ロッシュは5歳でやってきたが、わずか一月で犬家族になった。散歩は朝夕の二回。30分から1時間をあてた。朝は近所の小学生、黄色いランドセルの一年生他四人の集団登校に寄りそうコースである。防犯ベルを首からぶら下げた子どもたちはいつからか我が家の玄関先に集合するようになった。そして交替でロッシュのリードを引きながら登校し、校門が見える歩道橋下でみんなからハグされて引き返す。夕方は住宅団地から公園池につながるコンクリート川沿いのコース。三階建ての老人ホームの庭先で、ときどきロッシュを待っているお年寄りがいる。頭をそっとなでるとお年寄りの表情がゆるむのがわかる。そんな一日のルーティンもできあがっていった。夏、雷に怯え震えながら助けをもとめて懐にとびこんでくる。冬の夜中は寒さにわたしのベッドに潜り込んできたこともある。外出の際にはクルマに喜んでよじ登り、電車ではバッグの中でおとなしく納まることもできるのだった。

尊厳なる死
わが家にやってきて9年。定期健診の際に、数本の歯が欠けていることを指摘されてから、ロッシュは老いを一気に加速させた。散歩の距離が少なくなり、歩行もよちよちになった。「どうしたの、ロッシュ」。視力が落ちてきて室内でも記憶を頼りに心許ない歩きかたになり「こっちだよ」と道案内するために耳元で声をかけるようになった。
そんなロッシュにもプライドがあった。おしっこやうんちはわが家ではしないという意志を最後までつらぬいたことである。
やってきた当初は「室内で用を足せるようにしておくこと」が老後対策だと指摘され、準備は怠りなかった。防水加工で床をぬらさないトイレ、お漏らし対策もできていた。ところが、ロッシュはトイレシートに向かう意思ははじめからなかった。留守番のとき、雨の日などにも終日指定した場所にしない、お漏らしの形跡もない。ロッシュは室内でも庭先にもしない。門扉をあけて外にでるまでおしっこやうんちはしない。我慢できるというのである。どうやら、室内で用を足すことははしたないことだとおもっている。
ロッシュはえらい! かくしてロッシュの便器は消えていった。どんな日でも“トイレ散歩”は欠かせなくなった。雨合羽を着せてびしょ濡れになる大雨の日も、台風や大雪のときも、「犬のフンは飼い主が家に持ち帰りましょう」とか「ここは犬のトイレではありません」という立て看板の前をすりぬけてその意思を貫いてきていたのだ。

そんなロッシュの最期(2015.10.16)はおだやかなものではなかったが尊厳あるすがたをわたしたちに遺してくれた。

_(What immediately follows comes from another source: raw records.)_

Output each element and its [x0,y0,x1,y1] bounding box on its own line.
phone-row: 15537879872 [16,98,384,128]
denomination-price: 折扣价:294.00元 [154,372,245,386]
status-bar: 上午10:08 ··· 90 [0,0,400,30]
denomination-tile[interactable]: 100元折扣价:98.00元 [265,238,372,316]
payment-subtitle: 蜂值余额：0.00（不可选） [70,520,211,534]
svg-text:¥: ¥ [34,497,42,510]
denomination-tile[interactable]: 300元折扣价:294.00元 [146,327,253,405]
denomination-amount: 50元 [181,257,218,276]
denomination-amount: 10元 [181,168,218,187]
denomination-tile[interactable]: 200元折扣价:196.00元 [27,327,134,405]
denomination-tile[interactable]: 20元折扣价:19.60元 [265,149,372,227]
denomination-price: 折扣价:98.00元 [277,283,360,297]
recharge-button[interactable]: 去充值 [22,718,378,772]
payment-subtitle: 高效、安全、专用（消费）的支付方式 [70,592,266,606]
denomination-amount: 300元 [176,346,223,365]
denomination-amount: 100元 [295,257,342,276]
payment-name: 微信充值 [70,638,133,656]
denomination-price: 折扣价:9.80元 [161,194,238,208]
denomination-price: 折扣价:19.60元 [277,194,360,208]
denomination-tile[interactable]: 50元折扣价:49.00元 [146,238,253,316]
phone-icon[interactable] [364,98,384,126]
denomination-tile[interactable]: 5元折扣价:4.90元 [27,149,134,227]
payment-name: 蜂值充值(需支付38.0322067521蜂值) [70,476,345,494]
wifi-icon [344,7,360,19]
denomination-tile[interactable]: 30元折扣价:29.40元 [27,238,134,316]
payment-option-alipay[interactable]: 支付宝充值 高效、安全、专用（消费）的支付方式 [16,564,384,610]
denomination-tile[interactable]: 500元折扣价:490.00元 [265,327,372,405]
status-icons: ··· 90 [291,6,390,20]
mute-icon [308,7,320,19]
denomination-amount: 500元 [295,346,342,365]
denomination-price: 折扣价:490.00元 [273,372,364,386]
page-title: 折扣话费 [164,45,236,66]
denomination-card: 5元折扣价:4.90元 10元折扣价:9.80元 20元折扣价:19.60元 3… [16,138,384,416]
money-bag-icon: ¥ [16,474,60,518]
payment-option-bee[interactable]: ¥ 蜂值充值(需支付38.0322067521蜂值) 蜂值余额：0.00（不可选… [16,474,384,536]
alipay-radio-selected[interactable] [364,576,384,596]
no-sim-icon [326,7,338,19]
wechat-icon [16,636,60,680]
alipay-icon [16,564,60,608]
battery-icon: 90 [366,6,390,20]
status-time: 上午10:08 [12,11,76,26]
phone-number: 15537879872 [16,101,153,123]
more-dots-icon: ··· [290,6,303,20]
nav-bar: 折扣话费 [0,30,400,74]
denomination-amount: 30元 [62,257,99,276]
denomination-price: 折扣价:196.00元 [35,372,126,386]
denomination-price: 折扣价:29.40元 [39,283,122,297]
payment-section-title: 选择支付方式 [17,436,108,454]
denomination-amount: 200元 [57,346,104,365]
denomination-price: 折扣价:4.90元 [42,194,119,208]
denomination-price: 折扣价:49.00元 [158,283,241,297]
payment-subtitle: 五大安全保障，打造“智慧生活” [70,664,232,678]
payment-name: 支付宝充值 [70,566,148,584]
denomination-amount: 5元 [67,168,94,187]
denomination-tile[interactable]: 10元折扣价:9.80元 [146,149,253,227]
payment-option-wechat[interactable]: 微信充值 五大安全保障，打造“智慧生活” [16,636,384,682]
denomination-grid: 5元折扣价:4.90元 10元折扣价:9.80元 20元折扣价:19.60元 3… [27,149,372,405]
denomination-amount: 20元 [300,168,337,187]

少量だったが吐血が始まってから亡くなるまでの10数時間、ロッシュはからだを横たえながら全身をはげしく震わせ、これまで聞いたことのない「ウオーン」と遠吠えをくりかえした。わたしたち家族は、そのからだに掌をそえて鎮めるように宥めるように撫で、見守るだけだった。そんなとき、ロッシュは突然頭をあげて立ち上がろうとした。左前足を立てるとからだがくずれ倒れた。そして後ろ足を動かそうとしてつんのめった。
「ロッシュはうんちがしたいんだ!」
わたしはとっさに確信した。ロッシュのお腹に手をまわして抱きかかえた。
「ロッシュ、外に行かなくていい。ここでいいんだ。ここでしていいんだよ」
と叫びながらロッシュのからだを支えた。
すると、ロッシュはその場で即座に脱糞してみせたのだ。
「ロッシュ、えらい」
「ロッシュ、やったね」
「ロッシュ、がんばったね」
それぞれに口にしながらわたしたちはみんな泣きだしていた。かなしかったが、なぜか、うれしかったのだ。
それから明け方5時過ぎに絶命するまで、ロッシュは闘っているようにみえ、わたしたちは「がんばったね、ロッシュ」と呼び続けたのだった。そこにはもうひとつ音楽が聞こえていたのだ。